Many investors say that the move is a sign that the e-commerce payments company, which spun off from eBay last year, is becoming more of a traditional finance company instead of a tech disrupter, according to the Journal.
PayPal shares have fallen 7% since the July 21 announcement, and the consensus analyst forecast for 2017 earnings has fallen to a new low.
The PayPal-Visa agreement announced last month could go far in introducing PayPal into more stores, faster. While PayPal dominates in online payments, it’s lagging behind mobile wallets Apple Pay and Android Pay (and, of course, physical credit cards) in brick-and-mortar point of sale transactions.
The new deal "seems to pave the road for PayPal to get more in-store payments,” Scott Fitzgerald, SVP of marketing at global commerce services and payments company BlueSnap, told Retail Dive. “That’s the big one.”
However, PayPal will likely be handing over more in fees because they will be higher than the bank account withdrawals that currently dominate PayPal’s system. PayPal has been making more money on the transactions it enables because the fees associated with ACH payments (where a user accesses a bank account rather than a credit card) are lower and flatter compared to the higher, percentage-based fees of credit-card transactions. As purchases grow, the differences widen, considering that those credit-card percentages can get hefty.
In addition to those higher fees from PayPal, investors are apparently wary of the move because it may temper the company’s disruptive (and therefore, presumably, innovative) bent, which is often the source of heightened investment returns.
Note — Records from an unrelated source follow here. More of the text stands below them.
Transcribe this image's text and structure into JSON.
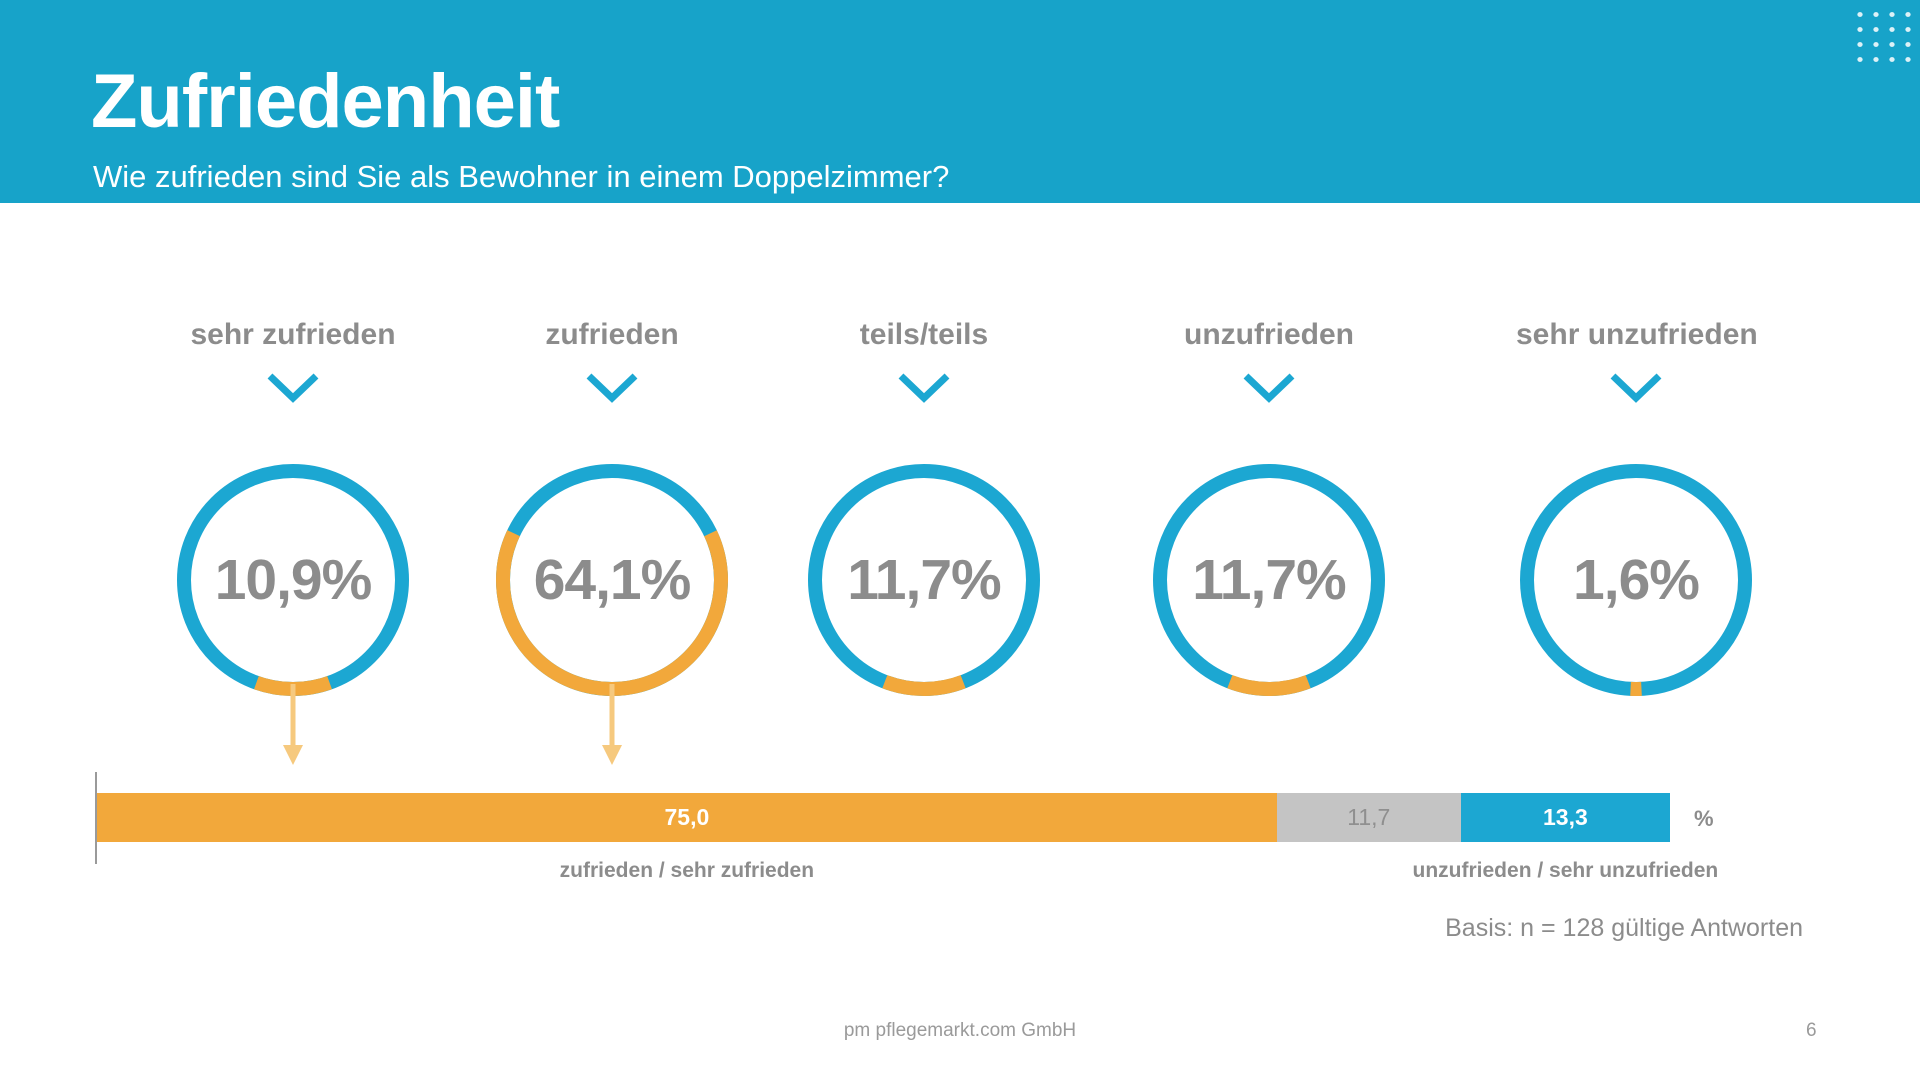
{
  "header": {
    "title": "Zufriedenheit",
    "subtitle": "Wie zufrieden sind Sie als Bewohner in einem Doppelzimmer?"
  },
  "colors": {
    "cyan": "#17a3c9",
    "ring_blue": "#1ca7d2",
    "accent_orange": "#f2a83b",
    "arrow_orange": "#f6c97e",
    "bar_gray": "#c4c4c4",
    "text_gray": "#8c8c8c"
  },
  "chart_data": [
    {
      "type": "pie",
      "subtype": "donut-set",
      "description": "Five donut gauges, orange arc centered at bottom shows each share, rest of ring blue",
      "items": [
        {
          "label": "sehr zufrieden",
          "value": 10.9,
          "display": "10,9%",
          "arrow_to_bar": true
        },
        {
          "label": "zufrieden",
          "value": 64.1,
          "display": "64,1%",
          "arrow_to_bar": true
        },
        {
          "label": "teils/teils",
          "value": 11.7,
          "display": "11,7%",
          "arrow_to_bar": false
        },
        {
          "label": "unzufrieden",
          "value": 11.7,
          "display": "11,7%",
          "arrow_to_bar": false
        },
        {
          "label": "sehr unzufrieden",
          "value": 1.6,
          "display": "1,6%",
          "arrow_to_bar": false
        }
      ]
    },
    {
      "type": "bar",
      "stacked": true,
      "orientation": "horizontal",
      "x_range": [
        0,
        100
      ],
      "unit_label": "%",
      "segments": [
        {
          "label": "zufrieden / sehr zufrieden",
          "value": 75.0,
          "display": "75,0",
          "color_key": "accent_orange",
          "text_color": "#ffffff",
          "bold": true
        },
        {
          "label": "",
          "value": 11.7,
          "display": "11,7",
          "color_key": "bar_gray",
          "text_color": "#8f8f8f",
          "bold": false
        },
        {
          "label": "unzufrieden / sehr unzufrieden",
          "value": 13.3,
          "display": "13,3",
          "color_key": "ring_blue",
          "text_color": "#ffffff",
          "bold": true
        }
      ]
    }
  ],
  "notes": {
    "basis": "Basis: n = 128 gültige Antworten"
  },
  "footer": {
    "company": "pm pflegemarkt.com GmbH",
    "page": "6"
  }
}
“When it first started, I saw PayPal as a disruptor, but now [it’s] more a part of the traditional ecosystem,” Ned Elton, chief growth officer of business payments startup PEX, told the Journal. “Visa is ubiquitous, and it’s tough to overcome that.”
But PayPal global head of product and engineering William Ready told the Journal that the company's goal is to reduce friction in the payments space, critical to easing the adoption of mobile payments, which are still growing but have failed to really take off.
That has some investors happy with the arrangement, despite the added fees PayPal will encounter.
“They are trying to be something different than they were historically,” Elliot Turner of RGA Investment Advisors, who didn’t sell PayPal shares after the announcement, told the Journal.
“The level of [customer] engagement will be far more deterministic to the company’s future worth” than transaction costs, he said.